Patrick had looked at Grace that day at the beach, and when he saw her face after the sunglasses came off, she knew he had recognized her beaten mother in her. He had stared for a long time at the bruise around Grace’s eye, his eyes filling with tears as the realization of his inheritance to his only child sank in. He took her hands in his, the only time she’d let him touch her, and said: “Promise me one thing. Promise a dying man just one thing.”
She had refused to promise, refused to give Patrick that.
“A man who does this will never change,” Patrick said. “Takes one to know one. He’s never going to change, Mary.”
His memory was playing tricks. Grace said nothing. “Whatever’s eating him, that devil riding him, is coming from deep inside him. That devil will lash you until he sorts it out for himself, within himself. Don’t repeat our mistakes. Promise me that you’ll leave.”
She hadn’t promised. She had had no words for her father and no desire to give him that as absolution. Let him find another way to ease his conscience. She hadn’t given him forgiveness either—that was for another time, when her own wounds had been tended. It wasn’t hers to give, and when she thought about it, he hadn’t even asked for it.
From the window, Grace took in the mountain one more time. She had no parents, no family, no God. No ground to stand on; no one to lean on. Nobody to blame anymore. Only herself, responsible for herself. There were only the words of her Aunty Joan, resonant as the day she first heard them: “Never forget what you did today. You created something. Don’t you ever forget that you have this inside you: the ability to create an entire universe out of nothing.” Grace hadn’t started yet, but ending this old life with Johnny was the first step to building one that was completely new. She finally got what Aunty Joan was trying to say that day on the living room floor, surrounded by paper and paint.
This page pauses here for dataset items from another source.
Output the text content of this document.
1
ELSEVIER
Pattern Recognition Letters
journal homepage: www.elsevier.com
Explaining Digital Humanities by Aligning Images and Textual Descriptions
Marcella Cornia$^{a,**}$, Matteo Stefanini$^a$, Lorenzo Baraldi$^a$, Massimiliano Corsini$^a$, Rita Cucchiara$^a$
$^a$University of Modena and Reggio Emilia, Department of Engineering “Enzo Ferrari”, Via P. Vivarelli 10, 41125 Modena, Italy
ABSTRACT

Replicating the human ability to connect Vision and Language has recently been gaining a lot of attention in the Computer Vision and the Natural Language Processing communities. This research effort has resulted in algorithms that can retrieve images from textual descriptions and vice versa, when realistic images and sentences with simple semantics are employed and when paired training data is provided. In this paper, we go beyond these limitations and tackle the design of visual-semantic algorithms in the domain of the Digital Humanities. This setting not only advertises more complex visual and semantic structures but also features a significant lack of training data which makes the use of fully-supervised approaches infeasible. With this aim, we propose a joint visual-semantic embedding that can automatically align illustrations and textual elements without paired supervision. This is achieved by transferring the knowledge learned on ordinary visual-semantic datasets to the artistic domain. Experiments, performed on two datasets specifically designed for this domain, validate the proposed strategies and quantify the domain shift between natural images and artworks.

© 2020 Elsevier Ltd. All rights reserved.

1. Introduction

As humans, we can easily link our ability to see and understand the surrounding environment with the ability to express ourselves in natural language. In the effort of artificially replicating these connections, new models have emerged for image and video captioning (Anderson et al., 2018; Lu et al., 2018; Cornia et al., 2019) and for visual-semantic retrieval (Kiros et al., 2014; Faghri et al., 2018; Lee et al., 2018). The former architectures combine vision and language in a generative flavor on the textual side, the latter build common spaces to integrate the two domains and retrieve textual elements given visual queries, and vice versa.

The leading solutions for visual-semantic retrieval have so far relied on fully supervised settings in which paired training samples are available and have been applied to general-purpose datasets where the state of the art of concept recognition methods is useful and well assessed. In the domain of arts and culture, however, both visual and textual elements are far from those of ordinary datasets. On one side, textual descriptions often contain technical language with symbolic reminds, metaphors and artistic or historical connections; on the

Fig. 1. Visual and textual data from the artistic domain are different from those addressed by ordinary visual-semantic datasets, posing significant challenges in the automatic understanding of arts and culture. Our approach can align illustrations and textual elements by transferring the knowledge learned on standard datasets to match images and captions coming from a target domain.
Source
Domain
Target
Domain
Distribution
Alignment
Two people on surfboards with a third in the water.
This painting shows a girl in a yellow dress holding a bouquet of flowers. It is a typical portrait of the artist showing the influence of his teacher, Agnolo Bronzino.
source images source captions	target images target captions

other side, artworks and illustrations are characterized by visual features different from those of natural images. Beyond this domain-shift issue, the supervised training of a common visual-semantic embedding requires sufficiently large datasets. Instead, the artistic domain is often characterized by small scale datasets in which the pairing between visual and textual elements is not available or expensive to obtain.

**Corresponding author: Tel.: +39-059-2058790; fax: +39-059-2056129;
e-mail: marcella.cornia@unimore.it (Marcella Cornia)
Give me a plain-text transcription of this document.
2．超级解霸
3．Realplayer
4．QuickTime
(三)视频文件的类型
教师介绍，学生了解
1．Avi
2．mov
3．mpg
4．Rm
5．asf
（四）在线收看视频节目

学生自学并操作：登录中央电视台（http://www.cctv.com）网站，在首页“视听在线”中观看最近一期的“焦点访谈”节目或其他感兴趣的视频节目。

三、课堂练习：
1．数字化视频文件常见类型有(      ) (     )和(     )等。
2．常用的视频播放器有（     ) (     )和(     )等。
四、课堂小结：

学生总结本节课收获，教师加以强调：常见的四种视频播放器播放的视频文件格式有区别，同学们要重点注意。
There were still things to build, universes to make. She still had the most precious things of all: her life, and her daughter. She would steer both onto a different course.
For the first time, Grace was not afraid of life. She breathed in that mountain, and in it, caught a glimpse of what she could be like: towering, rooted and strong. Then she grasped her packed suitcase and, without looking back, walked away from that apartment and her old life. When the door slammed shut behind her, she knew she was free.